What 2018 midterms mean for pro-life, pro-family agenda
November 7, 2018 (LifeSiteNews) – As the dust settles from the 2018 midterm elections, pro-life and pro-family advocates are now turning to the question of how to advance their goals with a Congress split between Democrats and the GOP.
Democrats took control of the House of Representatives Tuesday night, but Republicans gained at least two seats to their narrow Senate majority. Results in Arizona and Florida’s Senate races still haven’t been finalized, with a recount expected in the latter.
The most positive result for conservatives is the GOP’s retention and expansion of its Senate majority, which will not only preserve but strengthen its ability to confirm President Donald Trump’s judicial nominees. While most of his judges have overwhelmingly pleased conservatives, there has been some concern about Trump making more moderate picks to appease liberal GOP Sens. Susan Collins and Lisa Murkowski. Judges with clearer pro-life credentials can now presumably be confirmed without their support.
The day after the election, Trump also fired Attorney General Jeff Sessions, with whom the president has repeatedly expressed displeasure. Sessions’ Justice Department opened an investigation last year into Planned Parenthood’s sale of aborted babies’ organs, but has stayed silent ever since. A new Attorney General may be inclined to take a more aggressive stance on such scandals.
Loss of the House represents an unmitigated setback for conservatives, however, with policy improvements now largely limited to what the administration can do via executive action.
During Trump’s first two years, the House passed measures defunding Planned Parenthood, repealing Obamacare, and banning late-term abortion, which went on to die in the Senate. With one of Congress’ two chambers able to block pro-life legislation, the remainder of Trump’s first term is unlikely to see any further legislative victories.
Theoretically, Trump could still threaten to veto any budget resolution that contains funding for Obamacare or the abortion industry, but between the president’s history of signing budgets he’s criticized and Senate Majority Leader Mitch McConnell already signaling he wants to find “common ground” with House Democrats on healthcare and infrastructure, it appears unlikely.
Some also expect House Democrats to follow through on their threats to impeach both Trump and Supreme Court Justice Brett Kavanaugh. Neither can actually be removed from office without a two-thirds Senate vote, but Democrats could dominate months of congressional business and news headlines with investigations and proceedings, further forcing Trump and Republicans to focus on playing defense.
House Minority Leader Nancy Pelosi, who may be selected to once again become Speaker of the House, has downplayed impeachment talk, but conservatives suspect such assurances were merely meant to hide Democrats’ true intentions so as not to provoke GOP voter turnout.
During her victory speech, Pelosi declared the House would devote itself to “checks and balances to the Trump administration,” which many have interpreted as a threat to obtain Trump’s tax returns and use its subpoena power for other unspecified investigations into the administration.
Ultimately, all of the above will also impact the president’s chances of winning re-election in 2020.
On the one hand, some have predicted that giving Trump a Democrat foil to battle for two years is a blessing in disguise, as it will help energize Republican voters and highlight what conservatives call the extremism of Democrats in power.
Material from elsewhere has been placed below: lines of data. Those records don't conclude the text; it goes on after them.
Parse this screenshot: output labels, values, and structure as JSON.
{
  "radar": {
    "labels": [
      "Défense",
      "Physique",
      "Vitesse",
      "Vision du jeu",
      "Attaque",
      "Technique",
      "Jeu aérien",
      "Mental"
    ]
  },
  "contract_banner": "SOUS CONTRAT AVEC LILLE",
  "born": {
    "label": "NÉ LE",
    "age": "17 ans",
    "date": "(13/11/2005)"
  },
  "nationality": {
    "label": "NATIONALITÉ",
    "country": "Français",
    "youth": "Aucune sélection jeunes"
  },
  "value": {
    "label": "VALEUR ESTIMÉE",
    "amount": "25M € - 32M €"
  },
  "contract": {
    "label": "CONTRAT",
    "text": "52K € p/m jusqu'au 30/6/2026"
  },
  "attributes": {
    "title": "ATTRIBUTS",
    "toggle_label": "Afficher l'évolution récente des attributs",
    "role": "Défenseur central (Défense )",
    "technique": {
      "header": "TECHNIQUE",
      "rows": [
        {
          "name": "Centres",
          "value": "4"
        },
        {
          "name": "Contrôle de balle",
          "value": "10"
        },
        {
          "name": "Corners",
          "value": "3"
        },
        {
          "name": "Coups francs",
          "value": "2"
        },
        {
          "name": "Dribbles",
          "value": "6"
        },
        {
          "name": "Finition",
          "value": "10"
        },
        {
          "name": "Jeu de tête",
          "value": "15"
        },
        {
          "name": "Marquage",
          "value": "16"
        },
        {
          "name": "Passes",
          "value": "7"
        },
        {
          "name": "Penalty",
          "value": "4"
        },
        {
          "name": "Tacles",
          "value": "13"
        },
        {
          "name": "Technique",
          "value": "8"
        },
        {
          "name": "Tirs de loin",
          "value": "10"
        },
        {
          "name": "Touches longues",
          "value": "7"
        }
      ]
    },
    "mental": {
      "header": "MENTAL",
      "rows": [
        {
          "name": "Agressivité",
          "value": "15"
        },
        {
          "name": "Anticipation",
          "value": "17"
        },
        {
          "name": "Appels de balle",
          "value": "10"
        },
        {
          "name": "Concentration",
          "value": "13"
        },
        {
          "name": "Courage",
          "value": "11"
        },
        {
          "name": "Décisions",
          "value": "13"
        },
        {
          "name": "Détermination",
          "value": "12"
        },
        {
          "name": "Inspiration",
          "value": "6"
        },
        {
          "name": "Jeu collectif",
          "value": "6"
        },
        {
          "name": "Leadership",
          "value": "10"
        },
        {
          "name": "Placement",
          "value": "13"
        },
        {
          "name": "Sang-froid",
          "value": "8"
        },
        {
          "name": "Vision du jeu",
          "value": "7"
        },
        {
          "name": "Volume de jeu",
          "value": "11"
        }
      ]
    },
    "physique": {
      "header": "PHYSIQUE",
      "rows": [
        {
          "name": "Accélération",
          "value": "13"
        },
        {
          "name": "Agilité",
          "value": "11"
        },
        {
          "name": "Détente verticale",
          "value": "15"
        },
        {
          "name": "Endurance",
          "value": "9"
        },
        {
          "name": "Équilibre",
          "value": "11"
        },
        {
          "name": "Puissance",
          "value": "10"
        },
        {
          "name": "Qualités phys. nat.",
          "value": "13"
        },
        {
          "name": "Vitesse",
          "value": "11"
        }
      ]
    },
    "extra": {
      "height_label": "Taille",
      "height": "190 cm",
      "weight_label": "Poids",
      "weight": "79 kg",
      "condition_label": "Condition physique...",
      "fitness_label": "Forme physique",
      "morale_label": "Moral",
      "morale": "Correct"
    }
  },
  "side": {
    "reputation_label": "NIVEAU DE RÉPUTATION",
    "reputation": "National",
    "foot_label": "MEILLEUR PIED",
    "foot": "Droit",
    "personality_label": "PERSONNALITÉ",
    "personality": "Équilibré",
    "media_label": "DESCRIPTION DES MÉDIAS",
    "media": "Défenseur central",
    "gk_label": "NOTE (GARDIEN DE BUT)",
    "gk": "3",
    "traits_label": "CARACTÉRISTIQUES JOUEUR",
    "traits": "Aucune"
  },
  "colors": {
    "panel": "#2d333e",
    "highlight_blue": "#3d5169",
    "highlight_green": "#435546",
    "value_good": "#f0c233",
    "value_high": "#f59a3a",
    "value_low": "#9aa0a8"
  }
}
On the other, it remains to be seen whether more two years of only modest reforms will harm the grassroots’ enthusiasm to turn out to vote.
In the election’s immediate aftermath, pro-life leaders appear to be focusing on the positives.
“Yesterday was a clear victory for the pro-life movement,” Susan B. Anthony List president Marjorie Dannenfelser claimed, while adding that pro-lifers “cannot be complacent” and “must be prepared to fight to hold the line on important pro-life policies such as the Hyde Amendment.” Family Research Council president Tony Perkins stressed that “most presidents lose seats in the House and Senate in the first midterm election,” but Trump “defied history” by “expanding the GOP majority in the Senate.”
March for Life president Jeanne Mancini struck a different tone, however, warning that “all pro-life gains made by this Administration will come under fire, and we will no doubt see efforts to expand taxpayer funding for abortion as well as the erosion of conscience rights.”
“While the results of these midterm elections represent a significant setback, some measures can still be taken to minimize the damage and at the same time advance the pro-life cause,” she advised. “The President should issue an immediate veto threat any time standing pro-life policies, for example, the Hyde amendment, are stripped from legislation and continue to fill out appointments in the various Departments with people who will work toward a pro-life agenda.”
Mancini also called on the Senate to “accelerate the rate at which Judicial and Executive branch nominations are confirmed.”